Il connaissait la sensation. Il avait eu l'habitude qu'on joue avec ses cheveux en le croyant endormi, il savait le toucher de ses doigts contre son cuir chevelu, il avait entendu cette voix rire auparavant et il avait peut-être voulu, ne serait-ce qu'un instant, s'imaginer avec un autre...
Mais ce n'était qu'Ai. Avec ses gestes maladroits. Avec ce rire si nostalgique mais paradoxalement tellement inconnu.
Ce n'était qu'Ai et au final, sa compagnie n'était plus si douloureuse que ça, elle était même plutôt agréable, quand le gosse ne se comportait pas comme un petit con suffisant (ce qui était quasi-tout le temps le cas, en contraste total avec son visage d'ange).
« Sérieusement Reiji, tu aurais pu te manifester avant. » il avait son ton blasé habituel mais c'était bien une moue boudeuse qui avait étiré ses traits.
« Pourquoi ? C'était agréable, j'avais pas envie que tu t'arrêtes. »
C'était honnête, c'était incroyablement prévisible venant de lui et pourtant ça prit le plus jeune par surprise, tellement que ses joues surchauffèrent. Ce n'était pas de la gêne, il ne connaissait pas. C'était juste de la surchauffe.
« T'es mignon quand tu rougis, AiAi. »
Plaisanta le brun avec un éclat de rire. Ai s'empressa de plaquer ses mains sur ses joues pour les cacher à la vue de son aîné avant de se rendre compte de l'idiotie de ses actions.
« Il m'est impossible de rougir, tu le sais très bien. »
« En effet, et pourtant, tu as paniqué. » c'était mignon. Bizarre aussi, venant de quelqu'un d'aussi posé que lui, mais surtout mignon. « Est-ce que tout vas bien, Ai ? »
Il laissait tomber le surnom quand il était sérieux, et il l'était. Il trouvait son cadet extrêmement out of character si il pouvait se permettre de le dire ainsi, et ça l'inquiétait légèrement.
« Non, je ne pense pas que ça aille, non. Tu as raison, j'ai paniqué et ce n'est pas normal- »
« Tout le monde panique Ai. »
« Pas moi. » c'était catégorique. « Pas moi, Reiji. Je ne peux pas paniquer, on ne m'a pas équipé avec une telle fonction. »
Et il n'aurait pas dû avoir eu envie de passer sa main dans les cheveux bruns de Reiji, il n'aurait pas dû avoir trouvé la situation agréable, il n'aurait pas dû ressentir de chaleur... Ça devait être un virus, une erreur dans le système, il n'y avait pas d'autre explication.

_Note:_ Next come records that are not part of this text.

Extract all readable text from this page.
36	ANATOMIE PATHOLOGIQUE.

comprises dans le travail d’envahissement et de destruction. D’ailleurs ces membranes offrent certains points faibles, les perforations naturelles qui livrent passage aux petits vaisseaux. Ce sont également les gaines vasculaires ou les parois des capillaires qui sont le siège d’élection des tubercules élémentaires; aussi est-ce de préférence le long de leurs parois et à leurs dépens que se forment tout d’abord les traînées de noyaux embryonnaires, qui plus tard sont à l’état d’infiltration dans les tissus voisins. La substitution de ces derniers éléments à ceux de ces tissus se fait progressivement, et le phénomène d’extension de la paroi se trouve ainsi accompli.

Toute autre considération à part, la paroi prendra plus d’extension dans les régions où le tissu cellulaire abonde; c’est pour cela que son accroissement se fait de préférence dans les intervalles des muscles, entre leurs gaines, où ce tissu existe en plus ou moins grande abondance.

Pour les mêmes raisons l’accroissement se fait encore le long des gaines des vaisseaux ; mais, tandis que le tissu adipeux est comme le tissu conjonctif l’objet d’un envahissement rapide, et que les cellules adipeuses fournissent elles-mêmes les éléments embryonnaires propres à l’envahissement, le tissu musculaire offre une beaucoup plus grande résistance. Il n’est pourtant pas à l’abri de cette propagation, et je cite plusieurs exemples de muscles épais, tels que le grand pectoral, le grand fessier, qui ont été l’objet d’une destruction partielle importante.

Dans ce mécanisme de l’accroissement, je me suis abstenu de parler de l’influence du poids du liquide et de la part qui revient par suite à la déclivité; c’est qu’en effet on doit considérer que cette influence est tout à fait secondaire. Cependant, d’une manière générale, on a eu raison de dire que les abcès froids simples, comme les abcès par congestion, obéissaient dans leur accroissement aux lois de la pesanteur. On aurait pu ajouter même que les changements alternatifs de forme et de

« Reiji, si tu m'as cassé... »
Il allait avoir de très gros problèmes, c'était certain, mais il semblait s'en ficher, vu comment il se mit à rire.
« Je pense plutôt que je t'ai rendu humain, moi. »
Il leva une main pour la poser sur la joue de son cadet qui ne l'avait toujours pas viré de sa place allongé sur ses genoux. Pourquoi, d'ailleurs ? Ça aurait pourtant dû être son premier réflexe.
Humain ? Ai ? Il aimerait soupirer du nez et claquer de la langue, lever les yeux au ciel avant de répondre que ce n'était que des idioties, que c'était impossible, et pourtant il resta silencieux, combattant une envie de blottir un peu plus sa joue dans le creux de la main du brun.
« Qu'est-ce qui m'arrive ? »
Il s'était surpris à rêver d'être humain, il avait peut-être trop romancé la chose. Il ne comprenait presque rien et ça le frustrait (encore une nouveauté) de se sentir comme un gosse qui devait apprendre à vivre.
Reiji retira sa main du visage de l'adolescent et sourit. Il savait, lui, évidemment qu'il savait. Il avait déjà vécu cette affection, avait eu le temps de comprendre les sentiments qu'elle trahissait.
« C'est quelque chose que tu dois réaliser par toi même, AiAi. »
Ça allait lui prendre du temps, certes, mais du temps, Reiji en avait à revendre alors il pouvait bien attendre.